Operation NEVUS 2018

Approximately 100 CAF members and Department of National Defence civilian personnel participated in Operation NEVUS from June 15 to July 15, 2018. This year, there were two main goals:

  • maintain and upgrade the HADCS sites between CFS Alert and Eureka
  • conduct environmental stewardship projects

During the operation, the CAF achieved the following:

  • Crushed more than 2000 empty fuel barrels
  • Completed environmental assessment on all known DND legacy sites, plus more sites which were found during the operation
  • Cleaned up three legacy sites, including removing drums and debris
  • Collected soil and fuel samples for research by students of the Royal Military College of Canada

The task group

Joint Task Group Nevus is made up of CAF Regular and Reserve Force members. Technicians from the Communications and Electronics Branch form the core of the group. They are brought together from CAF units across Canada. The Royal Canadian Air Force (RCAF) provides air support for the task group.

The requirement

The HADCS links Canadian Forces Station (CFS) Alert to federal government communications centres in Ottawa. CFS Alert is on the northern tip of Ellesmere Island. The HADCS is the critical communication link between the High Arctic and Ottawa. It was built because CFS Alert is too far north to link to communications satellites orbiting over the Equator.

The HADCS is a chain of satellite-uplink sites and unmanned, remote-functioning, line-of-sight microwave repeating stations. The chain stretches more than 500 kilometres. It runs between CFS Alert and Fort Eureka, a research station on the west coast of Ellesmere Island. The microwave sites run on a combination of solar panels and batteries. The solar panels power the system and charge the batteries during the spring, summer and autumn seasons. The batteries power the system during periods of darkness.

During Operation NEVUS, technicians visit each HADCS site. They maintain the equipment and critical infrastructure, replacing parts as needed.  They also ensure that the entire system complies with environmental standards. The CAF members work in partnership with employees of Environment and Climate Change Canada.

The mission

The HADCS came into service in 1982.  The system has been visited and maintained each summer since then to ensure the communications link remains operable. 

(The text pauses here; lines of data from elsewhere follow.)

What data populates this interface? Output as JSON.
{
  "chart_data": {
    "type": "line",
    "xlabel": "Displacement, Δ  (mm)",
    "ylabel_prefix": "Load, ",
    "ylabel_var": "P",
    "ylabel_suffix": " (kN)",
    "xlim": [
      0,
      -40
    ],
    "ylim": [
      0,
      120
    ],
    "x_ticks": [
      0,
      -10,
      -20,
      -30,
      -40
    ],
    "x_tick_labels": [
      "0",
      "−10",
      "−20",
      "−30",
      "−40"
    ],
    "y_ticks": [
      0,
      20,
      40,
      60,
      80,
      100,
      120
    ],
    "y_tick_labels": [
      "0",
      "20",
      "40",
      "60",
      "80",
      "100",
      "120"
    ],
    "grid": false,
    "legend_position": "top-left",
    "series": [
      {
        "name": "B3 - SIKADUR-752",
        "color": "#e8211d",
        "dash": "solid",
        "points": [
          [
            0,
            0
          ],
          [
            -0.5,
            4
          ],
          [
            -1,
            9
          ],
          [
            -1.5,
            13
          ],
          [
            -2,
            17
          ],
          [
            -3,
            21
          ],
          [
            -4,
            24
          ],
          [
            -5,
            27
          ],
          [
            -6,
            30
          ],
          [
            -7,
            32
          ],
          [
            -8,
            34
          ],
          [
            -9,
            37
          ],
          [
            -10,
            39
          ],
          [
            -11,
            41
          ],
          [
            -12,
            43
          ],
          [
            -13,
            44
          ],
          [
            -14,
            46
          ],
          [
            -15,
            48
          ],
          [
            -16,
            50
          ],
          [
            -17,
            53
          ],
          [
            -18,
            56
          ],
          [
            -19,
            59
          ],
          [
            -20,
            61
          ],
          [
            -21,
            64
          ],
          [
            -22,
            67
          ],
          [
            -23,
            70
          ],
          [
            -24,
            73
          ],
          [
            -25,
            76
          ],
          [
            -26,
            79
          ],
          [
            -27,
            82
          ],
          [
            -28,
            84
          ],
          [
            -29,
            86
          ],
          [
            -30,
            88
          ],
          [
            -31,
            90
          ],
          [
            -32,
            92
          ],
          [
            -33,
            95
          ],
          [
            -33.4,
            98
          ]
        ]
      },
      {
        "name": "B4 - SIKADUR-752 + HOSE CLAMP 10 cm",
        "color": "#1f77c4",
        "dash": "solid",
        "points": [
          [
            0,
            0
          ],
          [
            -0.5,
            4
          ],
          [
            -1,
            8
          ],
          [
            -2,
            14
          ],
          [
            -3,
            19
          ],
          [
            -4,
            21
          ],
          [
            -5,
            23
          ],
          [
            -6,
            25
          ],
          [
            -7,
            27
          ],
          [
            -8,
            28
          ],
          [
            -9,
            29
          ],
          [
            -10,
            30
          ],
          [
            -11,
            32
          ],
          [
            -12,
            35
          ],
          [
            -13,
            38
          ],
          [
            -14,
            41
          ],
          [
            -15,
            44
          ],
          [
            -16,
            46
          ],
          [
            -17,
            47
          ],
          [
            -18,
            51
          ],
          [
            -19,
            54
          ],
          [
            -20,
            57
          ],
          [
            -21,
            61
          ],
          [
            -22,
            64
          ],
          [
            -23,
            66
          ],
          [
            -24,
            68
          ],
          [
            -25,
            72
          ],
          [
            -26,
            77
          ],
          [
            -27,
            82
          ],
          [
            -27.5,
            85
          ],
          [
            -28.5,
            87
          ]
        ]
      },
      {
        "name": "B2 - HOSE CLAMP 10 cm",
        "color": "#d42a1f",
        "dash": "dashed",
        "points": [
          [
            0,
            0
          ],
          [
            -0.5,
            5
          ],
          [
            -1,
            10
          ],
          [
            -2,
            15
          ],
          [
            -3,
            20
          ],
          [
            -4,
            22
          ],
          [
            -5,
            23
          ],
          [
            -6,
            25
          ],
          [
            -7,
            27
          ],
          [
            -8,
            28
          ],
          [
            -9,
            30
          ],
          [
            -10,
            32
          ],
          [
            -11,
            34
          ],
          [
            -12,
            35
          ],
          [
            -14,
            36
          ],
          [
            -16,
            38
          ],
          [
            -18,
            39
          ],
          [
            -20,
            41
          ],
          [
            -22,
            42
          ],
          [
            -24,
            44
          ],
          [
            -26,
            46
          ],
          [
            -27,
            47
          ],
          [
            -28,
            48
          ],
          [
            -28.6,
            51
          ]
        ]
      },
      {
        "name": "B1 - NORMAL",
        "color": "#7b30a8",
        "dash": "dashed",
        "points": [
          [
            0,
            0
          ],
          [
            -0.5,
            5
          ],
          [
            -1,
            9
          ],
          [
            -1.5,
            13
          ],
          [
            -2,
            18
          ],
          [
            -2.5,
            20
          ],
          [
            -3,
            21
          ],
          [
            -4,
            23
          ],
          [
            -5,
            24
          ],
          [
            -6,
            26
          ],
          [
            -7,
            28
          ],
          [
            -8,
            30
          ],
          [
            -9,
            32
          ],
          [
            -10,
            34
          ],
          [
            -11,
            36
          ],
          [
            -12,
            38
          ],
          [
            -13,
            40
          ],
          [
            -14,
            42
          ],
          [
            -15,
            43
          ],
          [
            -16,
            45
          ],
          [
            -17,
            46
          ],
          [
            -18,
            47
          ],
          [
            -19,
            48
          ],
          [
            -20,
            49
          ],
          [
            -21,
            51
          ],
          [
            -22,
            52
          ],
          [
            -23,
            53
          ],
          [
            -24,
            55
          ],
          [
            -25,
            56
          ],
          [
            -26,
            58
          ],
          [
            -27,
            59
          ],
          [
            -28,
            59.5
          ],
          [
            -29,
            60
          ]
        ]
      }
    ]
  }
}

Joint Task Group Nevus members deploy to the High Arctic each year. They operate from Fort Eureka, the base camp, in June. The operation can extend into July to accommodate the weather. Technicians travel to and from the satellite-uplink sites and microwave stations by helicopter.

They bring their tools and spare parts. Members of the task group might also:

  • inspect and maintain related equipment and infrastructure (roads, culverts, vehicles and buildings);
  • conduct fire prevention;
  • conduct health and safety reviews; and
  • perform any environmental cleanup that may be necessary.